Monday, May 16, 2011

While I'm Waiting...

Lately, my life seems at a stand still. I feel like I am sitting here waiting upon the Lord to act on my behalf. We are coming up on two years that I have been dealing with my heart's desire for a child. I have found a great peace with God and realized that I there is a large chance I will never give birth to a child but I still have high hopes that my future does hold more children. 
I have had a great conviction to begin foster care, my husband however has not had this 'great conviction.' This poses a huge problem as you might imagine! I know that my husband has a huge heart and desires to serve God but sometimes he needs a push or a pull to realize that a path is for him. I normally have no problem nudging him along but this time is different. At first, I tried begging, pleading and convincing, no results. And then, I felt God's working hands pulling on my heart and telling me the one word that I am absolutely no good with: WAIT. Ugh! Seriously? More waiting?? So I tried to convince myself that it wasn't really GOD who wanted me to wait...mistake. So after more begging, er, nagging and a little praying, essentially God told me to shut my mouth and let Him do the talking, moving, happening. 
It's now I realize that God can do a much better job of making things happen, perfecting things and calling people to action than I can begin to imagine.
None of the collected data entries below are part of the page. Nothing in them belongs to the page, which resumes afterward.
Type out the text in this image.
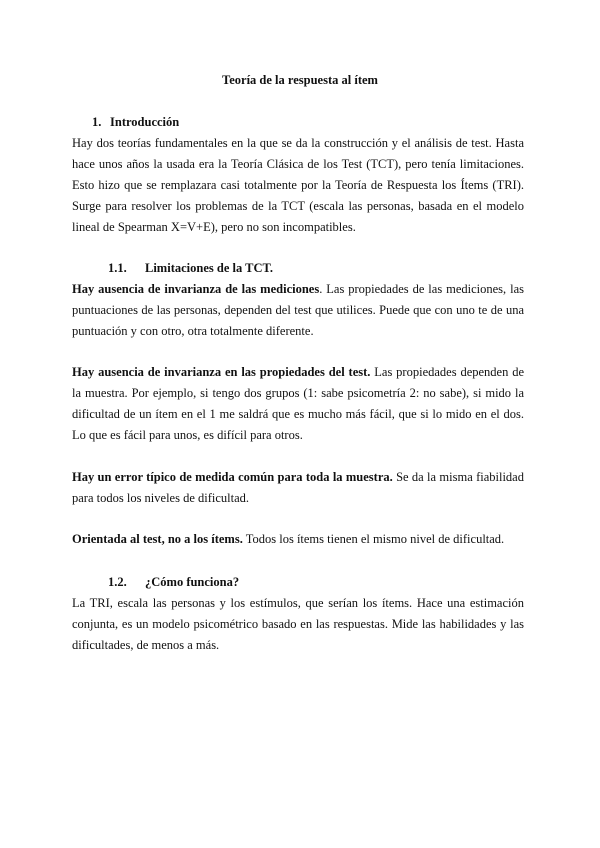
Teoría de la respuesta al ítem
1. Introducción

Hay dos teorías fundamentales en la que se da la construcción y el análisis de test. Hasta hace unos años la usada era la Teoría Clásica de los Test (TCT), pero tenía limitaciones. Esto hizo que se remplazara casi totalmente por la Teoría de Respuesta los Ítems (TRI). Surge para resolver los problemas de la TCT (escala las personas, basada en el modelo lineal de Spearman X=V+E), pero no son incompatibles.

1.1. Limitaciones de la TCT.

Hay ausencia de invarianza de las mediciones. Las propiedades de las mediciones, las puntuaciones de las personas, dependen del test que utilices. Puede que con uno te de una puntuación y con otro, otra totalmente diferente.

Hay ausencia de invarianza en las propiedades del test. Las propiedades dependen de la muestra. Por ejemplo, si tengo dos grupos (1: sabe psicometría 2: no sabe), si mido la dificultad de un ítem en el 1 me saldrá que es mucho más fácil, que si lo mido en el dos. Lo que es fácil para unos, es difícil para otros.

Hay un error típico de medida común para toda la muestra. Se da la misma fiabilidad para todos los niveles de dificultad.

Orientada al test, no a los ítems. Todos los ítems tienen el mismo nivel de dificultad.

1.2. ¿Cómo funciona?

La TRI, escala las personas y los estímulos, que serían los ítems. Hace una estimación conjunta, es un modelo psicométrico basado en las respuestas. Mide las habilidades y las dificultades, de menos a más.
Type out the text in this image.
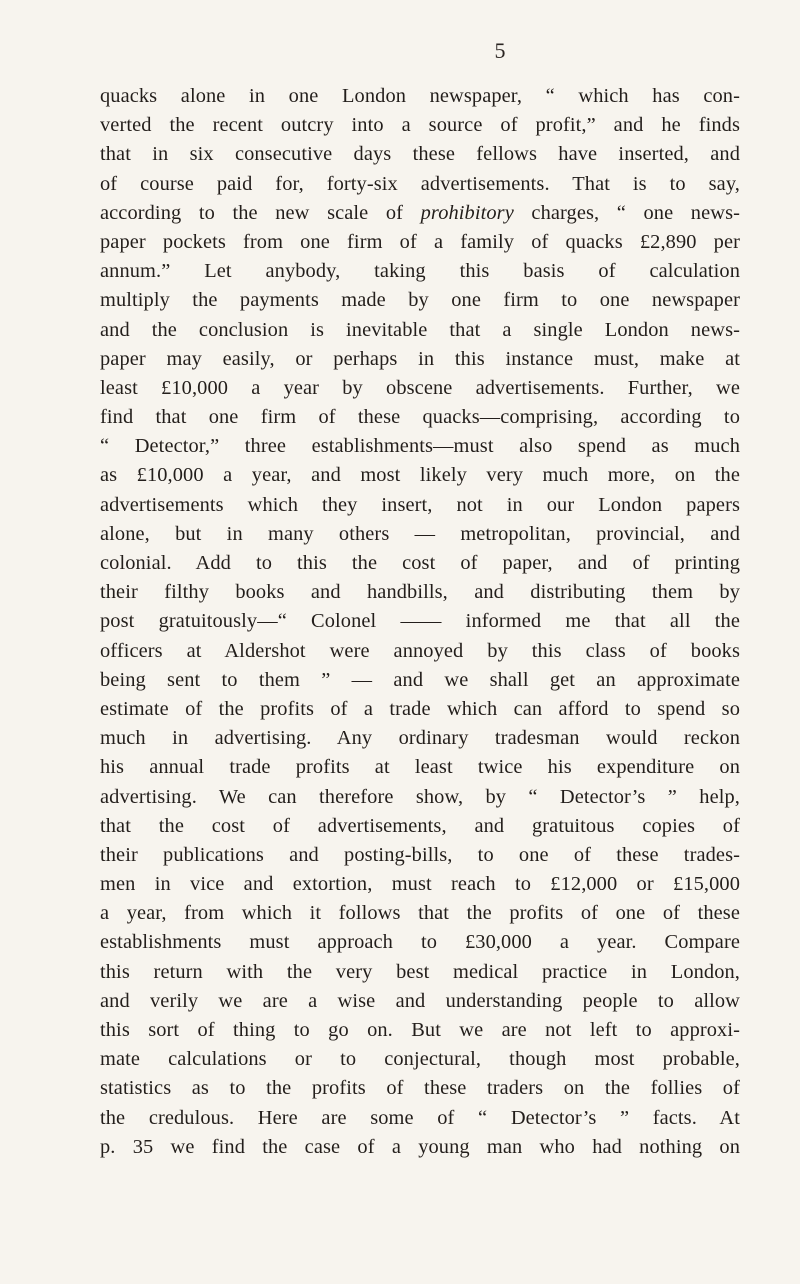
5
quacks alone in one London newspaper, “ which has con-
verted the recent outcry into a source of profit,” and he finds
that in six consecutive days these fellows have inserted, and
of course paid for, forty-six advertisements. That is to say,
according to the new scale of prohibitory charges, “ one news-
paper pockets from one firm of a family of quacks £2,890 per
annum.” Let anybody, taking this basis of calculation
multiply the payments made by one firm to one newspaper
and the conclusion is inevitable that a single London news-
paper may easily, or perhaps in this instance must, make at
least £10,000 a year by obscene advertisements. Further, we
find that one firm of these quacks—comprising, according to
“ Detector,” three establishments—must also spend as much
as £10,000 a year, and most likely very much more, on the
advertisements which they insert, not in our London papers
alone, but in many others — metropolitan, provincial, and
colonial. Add to this the cost of paper, and of printing
their filthy books and handbills, and distributing them by
post gratuitously—“ Colonel —— informed me that all the
officers at Aldershot were annoyed by this class of books
being sent to them ” — and we shall get an approximate
estimate of the profits of a trade which can afford to spend so
much in advertising. Any ordinary tradesman would reckon
his annual trade profits at least twice his expenditure on
advertising. We can therefore show, by “ Detector’s ” help,
that the cost of advertisements, and gratuitous copies of
their publications and posting-bills, to one of these trades-
men in vice and extortion, must reach to £12,000 or £15,000
a year, from which it follows that the profits of one of these
establishments must approach to £30,000 a year. Compare
this return with the very best medical practice in London,
and verily we are a wise and understanding people to allow
this sort of thing to go on. But we are not left to approxi-
mate calculations or to conjectural, though most probable,
statistics as to the profits of these traders on the follies of
the credulous. Here are some of “ Detector’s ” facts. At
p. 35 we find the case of a young man who had nothing on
No, my husband did not miraculously come to me and abruptly announce that he was ready to sign up for foster care but I can now accept the fact that God is working things out. Working in His own time to perfect this situation, to perfect our hearts to receive children hurt by a sinful world and to perfect the love that we will give these children. 
And so, as the song says:
"I'm waiting
I'm waiting on You, Lord
And I am hopeful
I'm waiting on You, Lord
Though it is painful
But patiently, I will wait

I will move ahead, bold and confident
Taking every step in obedience
While I'm waiting
I will serve You
While I'm waiting
I will worship
While I'm waiting
I will not faint
I'll be running the race
Even while I wait..."

If you feel inclined, please lift our family up in prayer. That God's will may take shape in our lives.